Overall, the experimental results showed a strong indication that our system may be able to capture the subtle difference of abnormal degrees of hippocampal atrophy and ventricular enlargement that are associated with future symptomatic memory loss. Our work may be beneficial for precise analysis of MRI patterns for the preclinical AD research.
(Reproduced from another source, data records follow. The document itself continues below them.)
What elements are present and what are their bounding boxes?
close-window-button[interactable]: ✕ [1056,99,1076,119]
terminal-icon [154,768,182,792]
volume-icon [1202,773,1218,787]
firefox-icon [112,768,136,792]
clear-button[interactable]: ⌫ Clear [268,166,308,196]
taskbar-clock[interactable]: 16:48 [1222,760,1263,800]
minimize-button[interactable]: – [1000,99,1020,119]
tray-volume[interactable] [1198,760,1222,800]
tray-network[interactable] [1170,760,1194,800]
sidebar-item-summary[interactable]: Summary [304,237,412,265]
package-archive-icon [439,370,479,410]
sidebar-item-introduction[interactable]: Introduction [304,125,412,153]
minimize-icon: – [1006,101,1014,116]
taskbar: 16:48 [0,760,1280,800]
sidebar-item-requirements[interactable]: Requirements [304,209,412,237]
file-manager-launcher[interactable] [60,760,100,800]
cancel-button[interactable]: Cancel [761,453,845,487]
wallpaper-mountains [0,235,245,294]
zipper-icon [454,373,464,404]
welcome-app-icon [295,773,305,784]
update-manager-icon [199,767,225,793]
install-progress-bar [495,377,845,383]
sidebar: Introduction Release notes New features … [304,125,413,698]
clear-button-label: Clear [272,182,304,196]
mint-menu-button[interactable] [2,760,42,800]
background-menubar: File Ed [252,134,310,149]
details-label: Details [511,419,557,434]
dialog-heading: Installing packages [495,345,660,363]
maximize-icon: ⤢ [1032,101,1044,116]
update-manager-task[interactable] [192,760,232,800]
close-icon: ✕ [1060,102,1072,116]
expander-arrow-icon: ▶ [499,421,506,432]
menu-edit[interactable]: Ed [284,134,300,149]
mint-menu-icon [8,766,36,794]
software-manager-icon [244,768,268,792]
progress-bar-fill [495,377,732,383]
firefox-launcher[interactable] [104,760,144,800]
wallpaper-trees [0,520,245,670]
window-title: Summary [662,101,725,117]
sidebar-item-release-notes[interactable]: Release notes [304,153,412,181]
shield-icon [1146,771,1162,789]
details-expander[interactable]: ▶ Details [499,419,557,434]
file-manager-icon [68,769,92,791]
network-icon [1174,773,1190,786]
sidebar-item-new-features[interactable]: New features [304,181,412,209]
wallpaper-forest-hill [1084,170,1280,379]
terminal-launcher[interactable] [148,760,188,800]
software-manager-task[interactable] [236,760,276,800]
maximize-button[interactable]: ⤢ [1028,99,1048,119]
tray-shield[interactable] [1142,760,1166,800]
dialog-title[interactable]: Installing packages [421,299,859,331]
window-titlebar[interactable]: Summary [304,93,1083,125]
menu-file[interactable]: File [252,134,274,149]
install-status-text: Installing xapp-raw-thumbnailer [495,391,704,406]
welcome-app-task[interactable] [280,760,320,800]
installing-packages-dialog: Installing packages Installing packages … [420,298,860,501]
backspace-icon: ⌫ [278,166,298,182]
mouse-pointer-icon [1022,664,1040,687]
4. CONCLUSION AND FUTURE WORK

In the first part of our work, we proposed a novel ventricular segmentation algorithm. There are a few advantages of this automatic segmentation pipeline. First, the individual ventricle mask is derived from a group template which reflects the group variation. Second, it generates a whole connected 3D shape model which benefits the surface-based morphometric analysis. Last but not least, it is an automatic pipeline without much subjective intervention during the process. In the second part of our research, we studied the morphometry using surface mTBM [14, 15] on hippocampus and lateral ventricle between stable and declining subjects. Our work showed that hippocampal and ventricular morphometry may be useful as imaging biomarkers to predict imminent cognitive decline in asymptomatic, cognitively unimpaired subjects. Our future work will focus on developing advanced machine learning algorithms which make use of our surface mTBM features to advance the preclinical AD research.